Father of DNA Weighs In On Patentability of Human Genes
Celebrated scientist James D. Watson, filed an amicus brief in Association of Molecular v. Myriad Genetics, Inc. Watson submitted the amicus brief on January 31st, objecting to Myriad’s attempt to patent a breast cancer gene that the company isolated. Without Watson’s groundbreaking contributions to cell biology, the issue of patentability of human genes would not exist.
Watson, along with Francis Crick and the help of Rosalind Franklin, discovered the structure of DNA in the 1950s. As a pioneer of human genetics, Watson initially filed the brief with the court of appeals, but was unsuccessful in convincing the court. Watson does not support either side, but rather argues that genes cannot be patented, since they are products of nature. As one of the most influential scientists of cell biology and modern genetics, Watson objects to privatization and monopolization of human genes by companies, individuals, and governments, as stated in the press release by Wiley Rein LLP, Watson’s counsel.
The dispute surrounds Myriad’s isolation of the BRCA1 and BRCA2 breast cancer genes, which help determine the hereditary character of a specific patient’s cancer. In patenting the gene, Myriad monopolizes the market, making the test for this gene expensive and inaccessible to many affected breast cancer patients.
The case has been the center of much controversy. The American Civil Liberties Union (ACLU), who which is representing doctors challenging the patentability, has been a vocal player in the case.

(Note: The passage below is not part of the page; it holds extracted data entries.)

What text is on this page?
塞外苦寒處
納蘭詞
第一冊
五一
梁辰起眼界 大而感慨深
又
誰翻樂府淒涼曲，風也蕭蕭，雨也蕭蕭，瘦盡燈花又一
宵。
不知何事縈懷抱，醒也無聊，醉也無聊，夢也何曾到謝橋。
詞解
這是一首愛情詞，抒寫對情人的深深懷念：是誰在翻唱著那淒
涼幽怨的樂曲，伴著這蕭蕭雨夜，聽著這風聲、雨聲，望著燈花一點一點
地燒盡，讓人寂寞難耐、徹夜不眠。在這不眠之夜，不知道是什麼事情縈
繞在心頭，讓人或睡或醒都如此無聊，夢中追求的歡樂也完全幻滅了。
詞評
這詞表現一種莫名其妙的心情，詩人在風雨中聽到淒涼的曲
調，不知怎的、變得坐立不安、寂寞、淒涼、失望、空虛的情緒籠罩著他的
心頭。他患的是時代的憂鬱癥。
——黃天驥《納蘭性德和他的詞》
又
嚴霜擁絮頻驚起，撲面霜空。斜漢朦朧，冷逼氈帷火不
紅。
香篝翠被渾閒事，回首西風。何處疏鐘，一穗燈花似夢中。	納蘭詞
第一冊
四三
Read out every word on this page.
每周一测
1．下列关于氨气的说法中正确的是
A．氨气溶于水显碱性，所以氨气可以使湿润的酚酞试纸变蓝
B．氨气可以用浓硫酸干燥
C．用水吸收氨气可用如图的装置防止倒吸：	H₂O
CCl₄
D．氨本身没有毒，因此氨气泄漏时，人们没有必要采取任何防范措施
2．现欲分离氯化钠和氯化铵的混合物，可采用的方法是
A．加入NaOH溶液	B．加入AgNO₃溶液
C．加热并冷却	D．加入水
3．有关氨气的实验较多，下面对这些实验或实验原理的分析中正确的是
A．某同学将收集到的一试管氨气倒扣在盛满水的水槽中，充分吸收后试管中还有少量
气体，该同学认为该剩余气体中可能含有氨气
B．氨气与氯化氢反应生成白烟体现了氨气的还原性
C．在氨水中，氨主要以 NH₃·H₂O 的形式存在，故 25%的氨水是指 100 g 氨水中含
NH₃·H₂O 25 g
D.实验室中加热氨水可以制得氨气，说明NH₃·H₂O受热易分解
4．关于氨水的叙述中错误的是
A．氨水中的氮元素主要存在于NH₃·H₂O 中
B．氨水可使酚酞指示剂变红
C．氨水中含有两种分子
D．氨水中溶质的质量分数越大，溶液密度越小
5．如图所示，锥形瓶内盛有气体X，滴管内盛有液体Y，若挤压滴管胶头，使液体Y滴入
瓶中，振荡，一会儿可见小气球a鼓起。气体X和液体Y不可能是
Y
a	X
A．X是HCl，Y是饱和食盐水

The ACLU contests Myriad’s assertion that isolated genes become a human invention when removed from the body, and are no longer a product of nature. The group responded by stating, “under this rationale, a kidney ‘isolated’ from the body would be patentable, gold ‘isolated’ from a stream would be patentable and leaves ‘isolated’ from trees would be patentable.”
The Supreme Court agreed to hear oral arguments last November, though they have yet to be scheduled. Over twenty amicus briefs have been filed with Supreme Court since late January. Watson’s brief holds symbolic importance, given his role in the field of cell biology. His compelling arguments include scientific advances since his discovery of DNA and emphasized these studies’ intent to benefit all, not certain corporations or individuals. He left the court with a gripping statement in the brief, which summarizes the views of many opposing Myriad, stating, “as a product of nature, a human gene’s primary purpose is to encode the information for creating proteins, enzymes, cells and all the other components that make us who we are…life’s instructions ought not be controlled by legal monopolies created at the whim of Congress or the courts.”